According to U.S. Department of Transportation data, less than one one-hundredth of a percent of all transportation accidents involve pipelines, while “over 1,000 derailments occur every year across the United States, according to the Federal Railroad Administration.”
Magness notes this is potentially an issue because 2020 saw the least amount of interstate natural gas pipeline capacity on record. Regulatory roadblocks such as onerous permitting requirements, coupled with delay to die litigation tactics, have stalled energy infrastructure projects, specifically pipelines, across the country in the past few years. Since it has become more difficult to increase pipeline capacity, oil and gas products could be moved via rail more frequently.

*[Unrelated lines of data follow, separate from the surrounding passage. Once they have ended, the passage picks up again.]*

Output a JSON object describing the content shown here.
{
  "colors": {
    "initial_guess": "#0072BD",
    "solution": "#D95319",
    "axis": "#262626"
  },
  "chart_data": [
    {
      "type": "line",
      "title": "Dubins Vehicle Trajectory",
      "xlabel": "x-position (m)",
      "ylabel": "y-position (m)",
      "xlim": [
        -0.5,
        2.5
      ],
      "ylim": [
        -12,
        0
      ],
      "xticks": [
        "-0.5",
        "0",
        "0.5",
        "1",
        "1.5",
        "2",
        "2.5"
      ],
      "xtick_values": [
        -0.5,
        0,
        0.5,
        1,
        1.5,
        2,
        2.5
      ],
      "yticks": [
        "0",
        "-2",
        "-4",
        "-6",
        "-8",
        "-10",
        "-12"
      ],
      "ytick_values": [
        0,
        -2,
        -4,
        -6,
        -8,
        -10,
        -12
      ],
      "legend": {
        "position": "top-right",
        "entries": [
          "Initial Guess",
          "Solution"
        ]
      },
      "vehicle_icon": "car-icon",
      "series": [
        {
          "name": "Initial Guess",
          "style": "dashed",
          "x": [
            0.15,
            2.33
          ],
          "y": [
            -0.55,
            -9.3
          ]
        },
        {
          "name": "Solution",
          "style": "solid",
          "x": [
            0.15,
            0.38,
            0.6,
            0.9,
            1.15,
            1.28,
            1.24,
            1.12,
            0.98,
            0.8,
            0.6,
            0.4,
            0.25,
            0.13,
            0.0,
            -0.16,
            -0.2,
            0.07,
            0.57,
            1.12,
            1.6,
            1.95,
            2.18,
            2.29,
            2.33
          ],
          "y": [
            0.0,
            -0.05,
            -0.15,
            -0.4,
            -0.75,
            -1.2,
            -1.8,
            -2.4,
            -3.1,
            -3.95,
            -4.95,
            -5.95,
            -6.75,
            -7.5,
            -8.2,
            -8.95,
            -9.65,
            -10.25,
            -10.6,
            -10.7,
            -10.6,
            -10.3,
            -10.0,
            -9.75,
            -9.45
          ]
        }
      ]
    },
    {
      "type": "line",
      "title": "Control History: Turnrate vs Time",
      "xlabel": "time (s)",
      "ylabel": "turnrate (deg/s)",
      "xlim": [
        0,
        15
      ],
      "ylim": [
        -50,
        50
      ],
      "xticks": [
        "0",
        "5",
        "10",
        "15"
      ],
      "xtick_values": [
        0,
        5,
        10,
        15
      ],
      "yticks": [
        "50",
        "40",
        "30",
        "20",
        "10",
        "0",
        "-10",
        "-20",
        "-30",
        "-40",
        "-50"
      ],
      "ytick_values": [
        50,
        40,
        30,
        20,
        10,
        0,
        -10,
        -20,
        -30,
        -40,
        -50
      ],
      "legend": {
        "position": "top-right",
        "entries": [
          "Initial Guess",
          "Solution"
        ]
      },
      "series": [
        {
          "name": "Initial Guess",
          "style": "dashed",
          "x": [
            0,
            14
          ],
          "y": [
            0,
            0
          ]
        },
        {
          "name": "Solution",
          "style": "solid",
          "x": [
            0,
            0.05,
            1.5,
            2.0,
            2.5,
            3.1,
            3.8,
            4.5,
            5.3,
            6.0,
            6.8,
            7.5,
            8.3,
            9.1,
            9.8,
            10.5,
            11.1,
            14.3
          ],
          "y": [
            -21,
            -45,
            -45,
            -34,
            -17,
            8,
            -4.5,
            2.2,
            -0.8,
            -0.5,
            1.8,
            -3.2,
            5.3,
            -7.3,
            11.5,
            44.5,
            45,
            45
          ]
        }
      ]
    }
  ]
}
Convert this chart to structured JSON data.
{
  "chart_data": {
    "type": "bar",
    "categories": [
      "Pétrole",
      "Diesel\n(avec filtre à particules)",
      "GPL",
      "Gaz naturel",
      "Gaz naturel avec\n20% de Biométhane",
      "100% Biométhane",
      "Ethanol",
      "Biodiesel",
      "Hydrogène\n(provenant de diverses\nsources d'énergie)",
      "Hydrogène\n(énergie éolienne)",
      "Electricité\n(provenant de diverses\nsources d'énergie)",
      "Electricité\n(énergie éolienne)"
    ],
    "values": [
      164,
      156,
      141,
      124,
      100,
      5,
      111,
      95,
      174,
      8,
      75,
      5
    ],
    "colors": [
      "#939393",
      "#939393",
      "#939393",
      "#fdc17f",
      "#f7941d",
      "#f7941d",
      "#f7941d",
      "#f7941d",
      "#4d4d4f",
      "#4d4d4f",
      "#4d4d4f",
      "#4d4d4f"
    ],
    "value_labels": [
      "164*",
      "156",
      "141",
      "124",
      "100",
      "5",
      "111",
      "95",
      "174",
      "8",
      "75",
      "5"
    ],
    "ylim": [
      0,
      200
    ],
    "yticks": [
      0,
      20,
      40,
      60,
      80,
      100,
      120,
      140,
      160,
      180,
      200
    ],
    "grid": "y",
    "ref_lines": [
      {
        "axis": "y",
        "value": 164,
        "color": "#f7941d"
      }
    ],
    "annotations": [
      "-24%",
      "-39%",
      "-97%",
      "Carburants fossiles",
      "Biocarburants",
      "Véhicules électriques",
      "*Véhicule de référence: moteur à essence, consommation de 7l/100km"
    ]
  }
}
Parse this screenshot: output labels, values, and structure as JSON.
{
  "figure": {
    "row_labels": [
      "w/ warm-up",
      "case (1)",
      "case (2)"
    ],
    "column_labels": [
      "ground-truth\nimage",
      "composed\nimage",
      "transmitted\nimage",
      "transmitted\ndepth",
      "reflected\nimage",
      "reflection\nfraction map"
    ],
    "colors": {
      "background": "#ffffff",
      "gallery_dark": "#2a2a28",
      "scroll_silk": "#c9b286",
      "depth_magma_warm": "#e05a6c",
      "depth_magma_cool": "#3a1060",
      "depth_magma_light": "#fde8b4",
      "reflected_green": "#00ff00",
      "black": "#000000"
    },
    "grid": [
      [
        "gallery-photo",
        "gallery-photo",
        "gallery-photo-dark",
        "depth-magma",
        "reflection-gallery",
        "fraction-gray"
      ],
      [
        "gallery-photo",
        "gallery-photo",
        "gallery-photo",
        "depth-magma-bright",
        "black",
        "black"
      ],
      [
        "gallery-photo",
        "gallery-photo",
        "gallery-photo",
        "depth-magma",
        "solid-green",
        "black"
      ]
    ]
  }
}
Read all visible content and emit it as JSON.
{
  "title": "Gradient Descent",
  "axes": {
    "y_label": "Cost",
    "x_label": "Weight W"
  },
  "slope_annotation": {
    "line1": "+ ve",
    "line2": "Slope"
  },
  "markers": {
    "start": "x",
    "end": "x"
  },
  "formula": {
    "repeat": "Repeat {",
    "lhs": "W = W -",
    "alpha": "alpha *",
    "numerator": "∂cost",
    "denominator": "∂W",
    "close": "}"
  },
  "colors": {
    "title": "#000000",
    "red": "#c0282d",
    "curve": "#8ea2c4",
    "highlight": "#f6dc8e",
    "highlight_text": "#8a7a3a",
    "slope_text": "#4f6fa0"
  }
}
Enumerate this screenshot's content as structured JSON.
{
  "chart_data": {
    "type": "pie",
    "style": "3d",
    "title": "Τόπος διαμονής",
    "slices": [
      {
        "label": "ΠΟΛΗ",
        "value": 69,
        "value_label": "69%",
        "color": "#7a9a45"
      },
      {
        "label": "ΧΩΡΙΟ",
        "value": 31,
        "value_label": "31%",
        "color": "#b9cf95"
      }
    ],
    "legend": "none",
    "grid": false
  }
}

In that same vein, Magness draws attention to the multibillion-dollar merger between rail giants Kansas City Southern and Canadian Pacific. He says, “this would mean an additional 15 to 20 train cars carrying crude oil would pass through Minnesota every month, making an accident far more likely than if a pipeline was in place. The Keystone XL pipeline, for example, which President Biden canceled on his first day in office, would have transported Canadian oil to the U.S.”
Relying on rail transportation for moving hazardous products instead of pipelines could have potentially disastrous effects. Magness urges Congress to prioritize permitting reform so that more infrastructure projects can be constructed over the coming years, diversifying the nation’s transportation capacity.